Delhi's public digital infrastructure is carrying a hidden weight. Across municipal servers, heritage documentation projects and civic portals, duplicate image files now account for a measurable — and expensive — portion of stored data, according to audits reviewed by officials at multiple city agencies this year. The problem is not new, but a convergence of digitisation drives and budget scrutiny in the first half of 2026 has forced administrators to finally confront it.
The timing matters because Delhi is mid-stream in several large-scale digitisation efforts. The Delhi Urban Heritage Foundation, which operates out of its office near Kasturba Gandhi Marg, has been scanning archival photographs of Old Delhi's havelis and bazaars since 2023. Simultaneously, the Delhi Development Authority launched a document portal in late 2024 to make land records and project maps publicly accessible. Both initiatives have ingested tens of thousands of image files monthly — and neither started with a mandatory deduplication protocol in place.
What the Numbers Actually Show
Storage audits at mid-sized government offices in India typically find that between 20 and 35 percent of image files are exact or near-exact duplicates, a figure cited in a 2023 National Informatics Centre advisory on data hygiene for state portals. Apply even the lower end of that range to Delhi's situation and the problem becomes concrete: if a single civic portal is managing 500,000 image files, somewhere between 100,000 and 175,000 of those files may be redundant. At current commercial cloud storage rates in India — roughly Rs 2 to Rs 4 per gigabyte per month for government-tier contracts — even modest deduplication exercises can free up budgets running into lakhs of rupees annually.

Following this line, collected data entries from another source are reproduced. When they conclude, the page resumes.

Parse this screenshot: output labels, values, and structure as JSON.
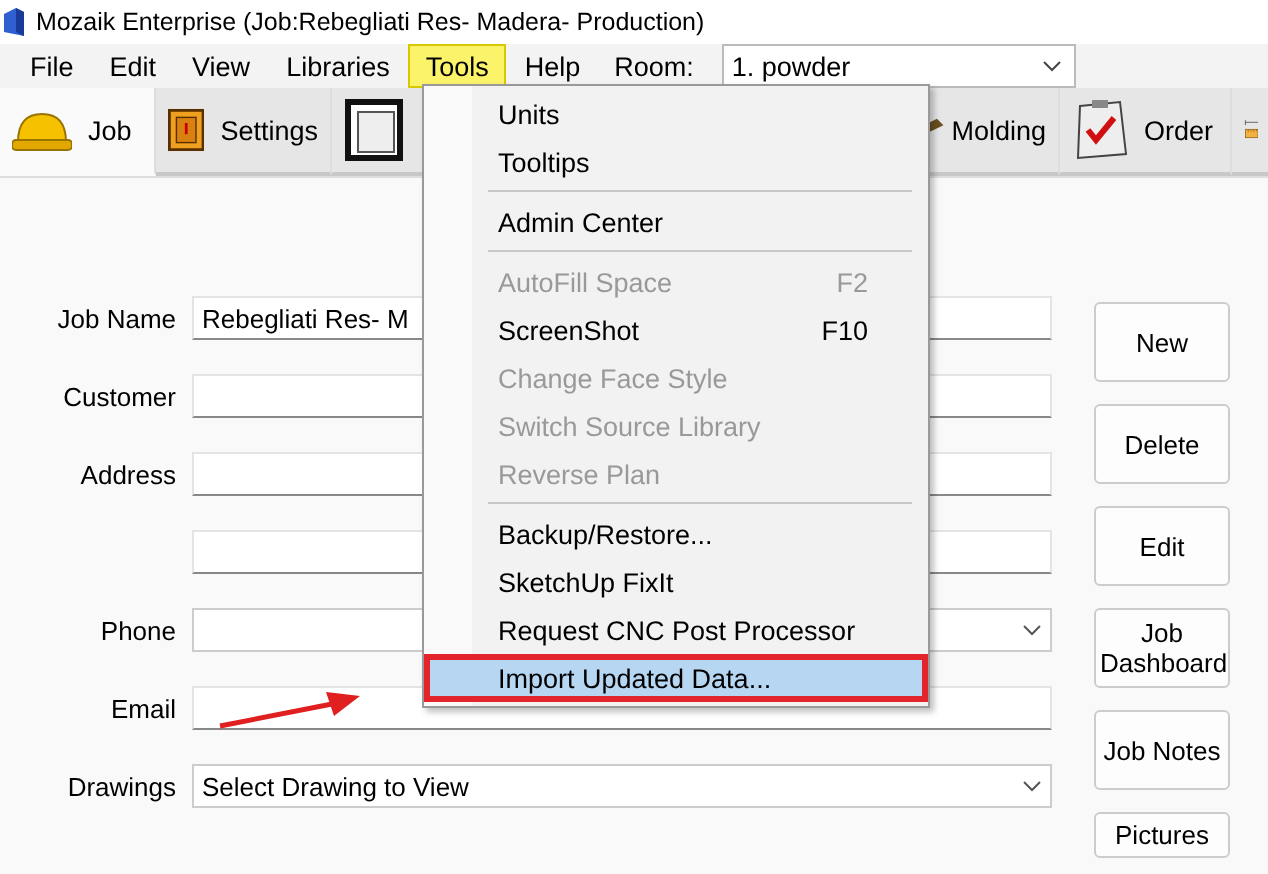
{
  "window": {
    "title": "Mozaik Enterprise (Job:Rebegliati Res- Madera- Production)"
  },
  "menu_bar": {
    "items": [
      {
        "label": "File",
        "selected": false
      },
      {
        "label": "Edit",
        "selected": false
      },
      {
        "label": "View",
        "selected": false
      },
      {
        "label": "Libraries",
        "selected": false
      },
      {
        "label": "Tools",
        "selected": true
      },
      {
        "label": "Help",
        "selected": false
      }
    ],
    "room_label": "Room:",
    "room_value": "1. powder"
  },
  "tabs": [
    {
      "kind": "job",
      "label": "Job",
      "selected": true
    },
    {
      "kind": "settings",
      "label": "Settings",
      "selected": false
    },
    {
      "kind": "frame",
      "selected": false
    },
    {
      "kind": "molding",
      "label": "Molding",
      "selected": false
    },
    {
      "kind": "order",
      "label": "Order",
      "selected": false
    },
    {
      "kind": "ruler",
      "selected": false
    }
  ],
  "form": {
    "fields": [
      {
        "kind": "text",
        "label": "Job Name",
        "value": "Rebegliati Res- M"
      },
      {
        "kind": "text",
        "label": "Customer"
      },
      {
        "kind": "text",
        "label": "Address"
      },
      {
        "kind": "text"
      },
      {
        "kind": "dropdown",
        "label": "Phone"
      },
      {
        "kind": "text",
        "label": "Email"
      },
      {
        "kind": "dropdown",
        "label": "Drawings",
        "value": "Select Drawing to View"
      }
    ],
    "buttons": [
      "New",
      "Delete",
      "Edit",
      "Job Dashboard",
      "Job Notes",
      "Pictures"
    ]
  },
  "tools_menu": {
    "items": [
      {
        "kind": "item",
        "label": "Units",
        "disabled": false,
        "selected": false
      },
      {
        "kind": "item",
        "label": "Tooltips",
        "disabled": false,
        "selected": false
      },
      {
        "kind": "separator"
      },
      {
        "kind": "item",
        "label": "Admin Center",
        "disabled": false,
        "selected": false
      },
      {
        "kind": "separator"
      },
      {
        "kind": "item",
        "label": "AutoFill Space",
        "shortcut": "F2",
        "disabled": true,
        "selected": false
      },
      {
        "kind": "item",
        "label": "ScreenShot",
        "shortcut": "F10",
        "disabled": false,
        "selected": false
      },
      {
        "kind": "item",
        "label": "Change Face Style",
        "disabled": true,
        "selected": false
      },
      {
        "kind": "item",
        "label": "Switch Source Library",
        "disabled": true,
        "selected": false
      },
      {
        "kind": "item",
        "label": "Reverse Plan",
        "disabled": true,
        "selected": false
      },
      {
        "kind": "separator"
      },
      {
        "kind": "item",
        "label": "Backup/Restore...",
        "disabled": false,
        "selected": false
      },
      {
        "kind": "item",
        "label": "SketchUp FixIt",
        "disabled": false,
        "selected": false
      },
      {
        "kind": "item",
        "label": "Request CNC Post Processor",
        "disabled": false,
        "selected": false
      },
      {
        "kind": "item",
        "label": "Import Updated Data...",
        "disabled": false,
        "selected": true
      }
    ]
  }
}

The Delhi Metro Rail Corporation's infrastructure documentation unit on Barakhamba Road has faced a version of this problem specific to engineering records. Phase 4 expansion work on corridors including the Janakpuri West to RK Ashram Marg line has generated thousands of site photographs since construction accelerated in 2024. Without automated duplicate detection, inspection teams filing reports from different stations sometimes upload the same reference image multiple times under different file names, fragmenting version control and complicating audit trails when contractors dispute site conditions.

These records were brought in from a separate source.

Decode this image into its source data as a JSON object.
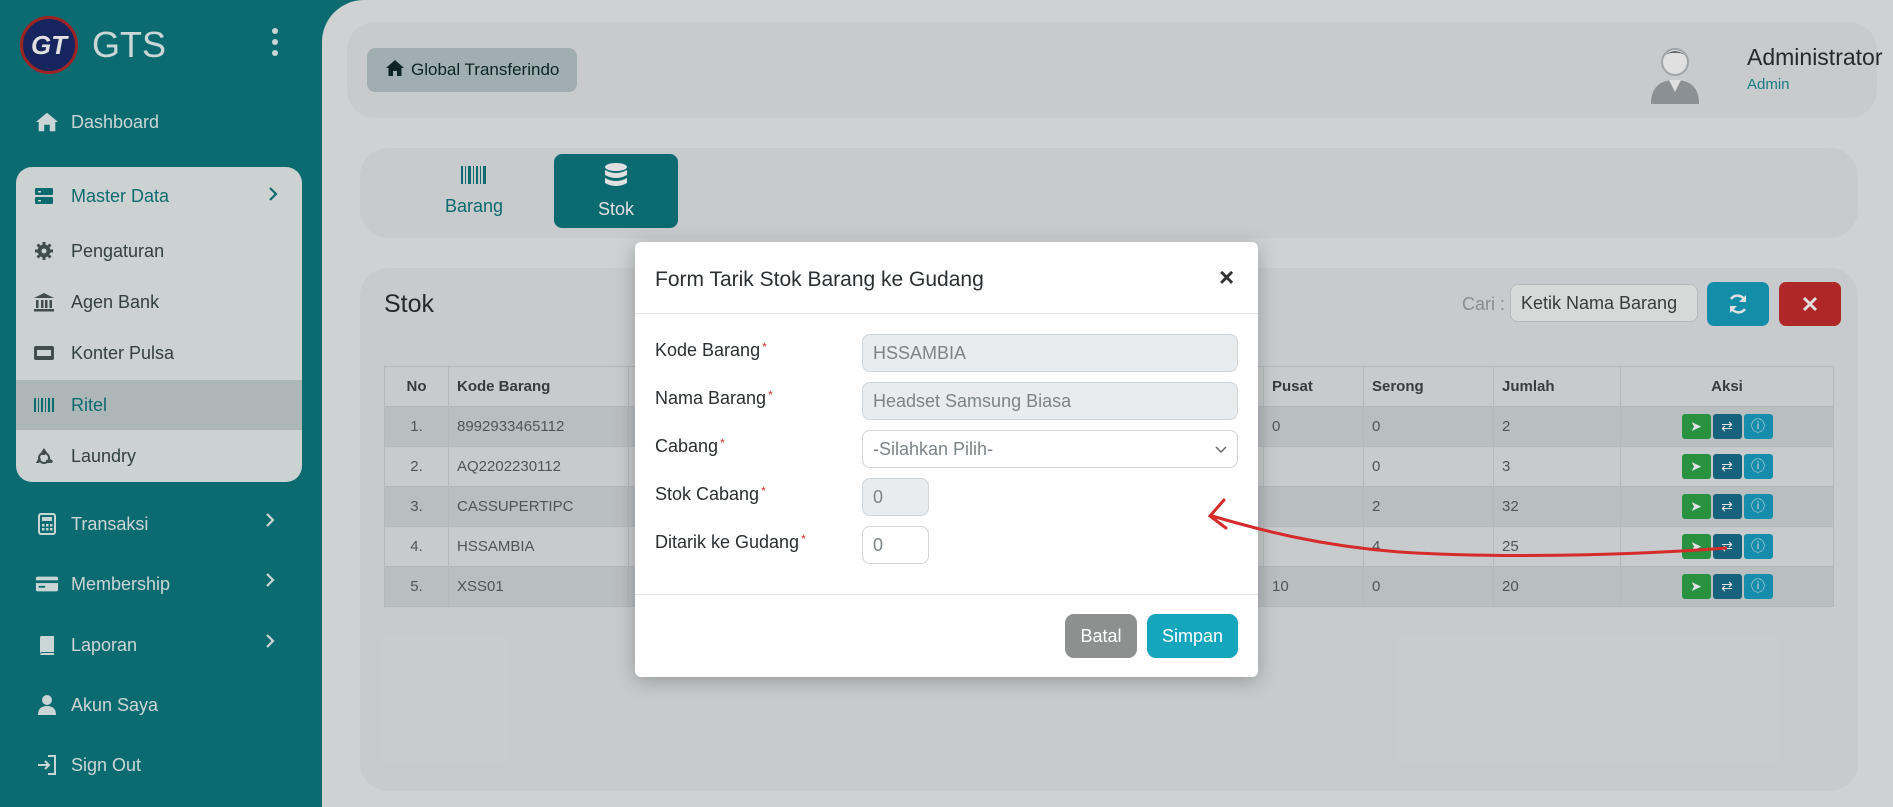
{
  "brand": {
    "logo_text": "GT",
    "name": "GTS"
  },
  "sidebar": {
    "dashboard": "Dashboard",
    "master_data": "Master Data",
    "sub_items": [
      "Pengaturan",
      "Agen Bank",
      "Konter Pulsa",
      "Ritel",
      "Laundry"
    ],
    "transaksi": "Transaksi",
    "membership": "Membership",
    "laporan": "Laporan",
    "akun_saya": "Akun Saya",
    "sign_out": "Sign Out"
  },
  "header": {
    "breadcrumb": "Global Transferindo",
    "user_name": "Administrator",
    "user_role": "Admin"
  },
  "tabs": {
    "barang": "Barang",
    "stok": "Stok"
  },
  "panel": {
    "title": "Stok",
    "search_label": "Cari :",
    "search_placeholder": "Ketik Nama Barang"
  },
  "table": {
    "headers": [
      "No",
      "Kode Barang",
      "Pusat",
      "Serong",
      "Jumlah",
      "Aksi"
    ],
    "rows": [
      {
        "no": "1.",
        "kode": "8992933465112",
        "pusat": "0",
        "serong": "0",
        "jumlah": "2"
      },
      {
        "no": "2.",
        "kode": "AQ2202230112",
        "pusat": "",
        "serong": "0",
        "jumlah": "3"
      },
      {
        "no": "3.",
        "kode": "CASSUPERTIPC",
        "pusat": "",
        "serong": "2",
        "jumlah": "32"
      },
      {
        "no": "4.",
        "kode": "HSSAMBIA",
        "pusat": "",
        "serong": "4",
        "jumlah": "25"
      },
      {
        "no": "5.",
        "kode": "XSS01",
        "pusat": "10",
        "serong": "0",
        "jumlah": "20"
      }
    ]
  },
  "modal": {
    "title": "Form Tarik Stok Barang ke Gudang",
    "close": "×",
    "fields": {
      "kode_label": "Kode Barang",
      "kode_value": "HSSAMBIA",
      "nama_label": "Nama Barang",
      "nama_value": "Headset Samsung Biasa",
      "cabang_label": "Cabang",
      "cabang_value": "-Silahkan Pilih-",
      "stok_label": "Stok Cabang",
      "stok_value": "0",
      "ditarik_label": "Ditarik ke Gudang",
      "ditarik_value": "0"
    },
    "required_mark": "*",
    "batal": "Batal",
    "simpan": "Simpan"
  },
  "colors": {
    "primary": "#0e7a80",
    "refresh": "#17a2c0",
    "danger": "#c82e2e",
    "send": "#2fa74a",
    "transfer": "#1a6f8c",
    "info": "#1aa1c5",
    "annotation": "#d62b2b"
  },
  "icons": {
    "dashboard": "home-icon",
    "master_data": "database-icon",
    "pengaturan": "gear-icon",
    "agen_bank": "bank-icon",
    "konter_pulsa": "sim-card-icon",
    "ritel": "barcode-icon",
    "laundry": "recycle-icon",
    "transaksi": "calculator-icon",
    "membership": "credit-card-icon",
    "laporan": "book-icon",
    "akun_saya": "user-icon",
    "sign_out": "sign-out-icon"
  }
}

Heritage digitisation carries a different but related risk. When scanned images of the same Chandni Chowk street photograph exist in three slightly different resolutions across two servers, archivists waste time resolving which version is authoritative. The Delhi Archives, housed in the Old Secretariat complex near the Civil Lines area, manages hundreds of thousands of physical documents that are now being converted to digital formats. Staff members there have noted internally that file naming conventions vary between scanning batches, which is one of the primary reasons duplicates proliferate undetected in the first place.

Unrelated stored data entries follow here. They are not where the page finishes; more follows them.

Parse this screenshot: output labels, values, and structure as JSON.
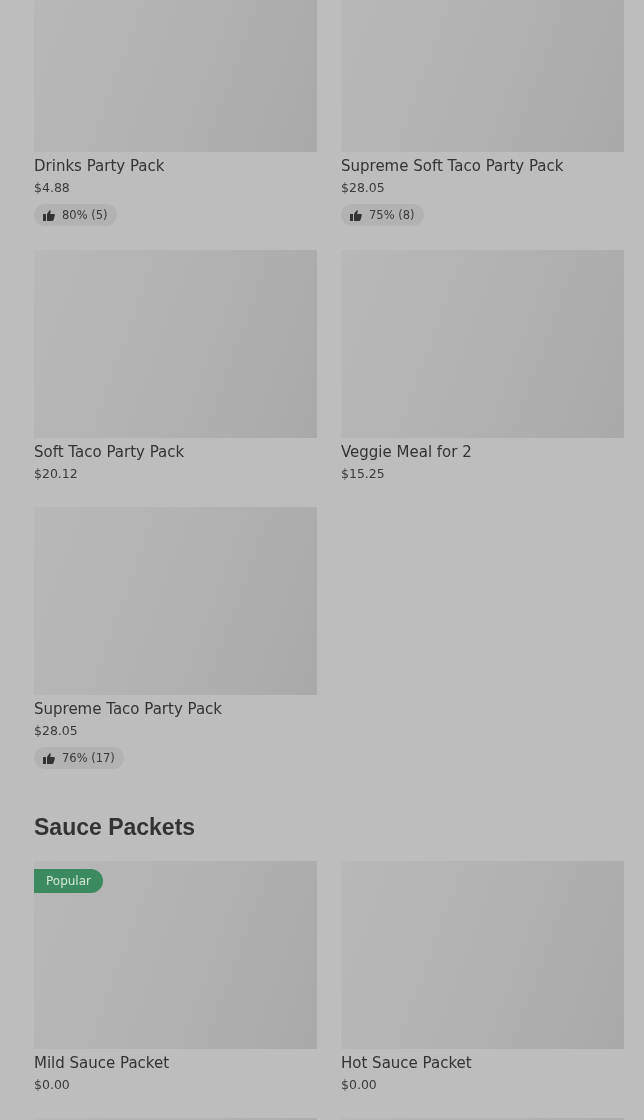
{
  "sections": [
    {
      "items": [
        {
          "kind": "product",
          "name": "Drinks Party Pack",
          "price": "$4.88",
          "rating": "80% (5)"
        },
        {
          "kind": "product",
          "name": "Supreme Soft Taco Party Pack",
          "price": "$28.05",
          "rating": "75% (8)"
        },
        {
          "kind": "product",
          "name": "Soft Taco Party Pack",
          "price": "$20.12"
        },
        {
          "kind": "product",
          "name": "Veggie Meal for 2",
          "price": "$15.25"
        },
        {
          "kind": "product",
          "name": "Supreme Taco Party Pack",
          "price": "$28.05",
          "rating": "76% (17)"
        }
      ]
    },
    {
      "title": "Sauce Packets",
      "items": [
        {
          "kind": "product",
          "name": "Mild Sauce Packet",
          "price": "$0.00",
          "badge": "Popular"
        },
        {
          "kind": "product",
          "name": "Hot Sauce Packet",
          "price": "$0.00"
        },
        {
          "kind": "picture"
        },
        {
          "kind": "picture"
        }
      ]
    }
  ]
}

The Fix Is Largely Technical — but Politics Complicate It
Deduplication software exists and is not expensive. Hash-based tools that compare file fingerprints can process a library of one million images in hours on standard government hardware. Several state governments, including Telangana, began mandating deduplication checks as part of their data governance frameworks between 2022 and 2024. Delhi has no equivalent published mandate yet.
The complication in Delhi is partly institutional. Digitisation projects are spread across agencies that report to different political principals — the AAP-run city government controls some departments while others fall under central government oversight through the Lieutenant Governor's office. Co-ordinating a city-wide data hygiene standard requires sign-off that crosses those jurisdictional lines, something that has stalled other inter-agency IT proposals in the past.
For individual departments that want to act independently, the path forward is straightforward. Agencies can run open-source deduplication tools against existing repositories, establish a mandatory hash-check at the point of file upload, and assign a single data custodian per project to arbitrate version conflicts. The Delhi State Data Centre on IP Estate Road already has the technical capacity to host a shared deduplication service — the question is whether the administrative will exists to mandate its use before the next wave of digitisation projects begins uploading more of the same.